Why does git commit after a merge by default?

I’m curious about this behavior and maybe its just because I’ve come from using SVN and bazaar mostly. (I’m learning git to interface with the excellent github.)

It seems counter intuitive to me and as if it would be better for

  • How can I display output in a pager after a git command?
  • How to clone CVS repository with empty directories
  • how to add remotes in the GitHub app?
  • How can I see what has changed in a file before committing to git?
  • Git won't revert or commit a file that it thinks is modified
  • How to git pull with two users?
  • git merge [branch] --no-commit

    to be the default to encourage people to make sure the merge went the way they wanted it to before committing.

  • Git Bash is displaying strange characters on Windows 7
  • How to install Git with PCRE support on OSX with homebrew?
  • Git subtree — sharing subtrees with contributors
  • DCVS + hosting for a startup commercial multiplatform phone app
  • exploring a git repository to find changes affecting specific area
  • Uploading Specific Vendor files with Laravel's Envoyer
  • One Solution collect form web for “Why does git commit after a merge by default?”

    The goal set by Linus Torvalds when creating Git was to make all the merges that could be automatically solved… FAST. See his 2007 Google Tech Talk: Linus Torvalds on Git (transcript)
    I.e. hundreds of merges in less than a few seconds.

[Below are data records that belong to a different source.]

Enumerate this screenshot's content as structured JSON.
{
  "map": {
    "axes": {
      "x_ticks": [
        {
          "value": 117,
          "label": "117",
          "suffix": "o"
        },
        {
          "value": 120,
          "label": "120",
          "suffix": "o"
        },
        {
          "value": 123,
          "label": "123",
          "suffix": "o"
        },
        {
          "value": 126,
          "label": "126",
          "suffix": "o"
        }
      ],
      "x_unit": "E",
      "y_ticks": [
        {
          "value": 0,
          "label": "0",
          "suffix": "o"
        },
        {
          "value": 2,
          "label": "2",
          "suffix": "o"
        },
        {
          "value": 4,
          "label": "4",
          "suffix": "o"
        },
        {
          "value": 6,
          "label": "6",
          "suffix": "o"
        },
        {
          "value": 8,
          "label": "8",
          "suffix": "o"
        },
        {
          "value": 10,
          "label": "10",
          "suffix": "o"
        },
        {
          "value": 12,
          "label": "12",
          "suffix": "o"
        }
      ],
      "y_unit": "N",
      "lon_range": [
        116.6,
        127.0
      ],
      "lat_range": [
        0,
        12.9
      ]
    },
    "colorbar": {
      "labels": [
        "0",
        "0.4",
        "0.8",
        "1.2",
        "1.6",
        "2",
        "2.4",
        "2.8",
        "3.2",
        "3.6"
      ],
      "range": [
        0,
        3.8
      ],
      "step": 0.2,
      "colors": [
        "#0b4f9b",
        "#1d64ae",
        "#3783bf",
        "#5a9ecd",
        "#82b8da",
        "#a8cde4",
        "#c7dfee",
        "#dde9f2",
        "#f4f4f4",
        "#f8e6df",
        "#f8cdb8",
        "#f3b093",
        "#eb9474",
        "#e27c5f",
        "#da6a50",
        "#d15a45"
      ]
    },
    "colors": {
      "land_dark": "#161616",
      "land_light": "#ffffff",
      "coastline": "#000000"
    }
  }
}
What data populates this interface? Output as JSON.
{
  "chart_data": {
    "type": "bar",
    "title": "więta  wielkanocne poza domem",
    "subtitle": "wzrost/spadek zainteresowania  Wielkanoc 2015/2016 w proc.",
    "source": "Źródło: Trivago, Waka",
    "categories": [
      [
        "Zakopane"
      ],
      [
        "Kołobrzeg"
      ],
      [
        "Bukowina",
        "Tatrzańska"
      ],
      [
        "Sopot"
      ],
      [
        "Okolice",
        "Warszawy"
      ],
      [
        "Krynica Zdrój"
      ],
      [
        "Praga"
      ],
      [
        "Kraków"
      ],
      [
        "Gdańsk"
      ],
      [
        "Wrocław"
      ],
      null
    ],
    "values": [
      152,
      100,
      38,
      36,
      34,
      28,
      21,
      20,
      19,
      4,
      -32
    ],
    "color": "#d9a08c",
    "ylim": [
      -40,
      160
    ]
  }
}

    So a “--no-commit” by default would pretty much defeat that purpose.

    With --no-commit perform the merge but pretend the merge failed and do not autocommit, to give the user a chance to inspect and further tweak the merge result before committing.

    Extract from Linus’s talk (video):

    The only thing that matters is how fast can you merge.
    In git, you can merge… I merge 22,000 files several times a day, and I get unhappy if a merge takes more than 5 seconds, and all of those 5 seconds is just downloading all the diffs, well not the diffs but its the deltas between two trees, the merge itself takes less than half a second.
    And I do not have to think about it.
    […]That’s the kind of performance that actually changes how you work.

    Git Baby is a git and github fan, let's start git clone.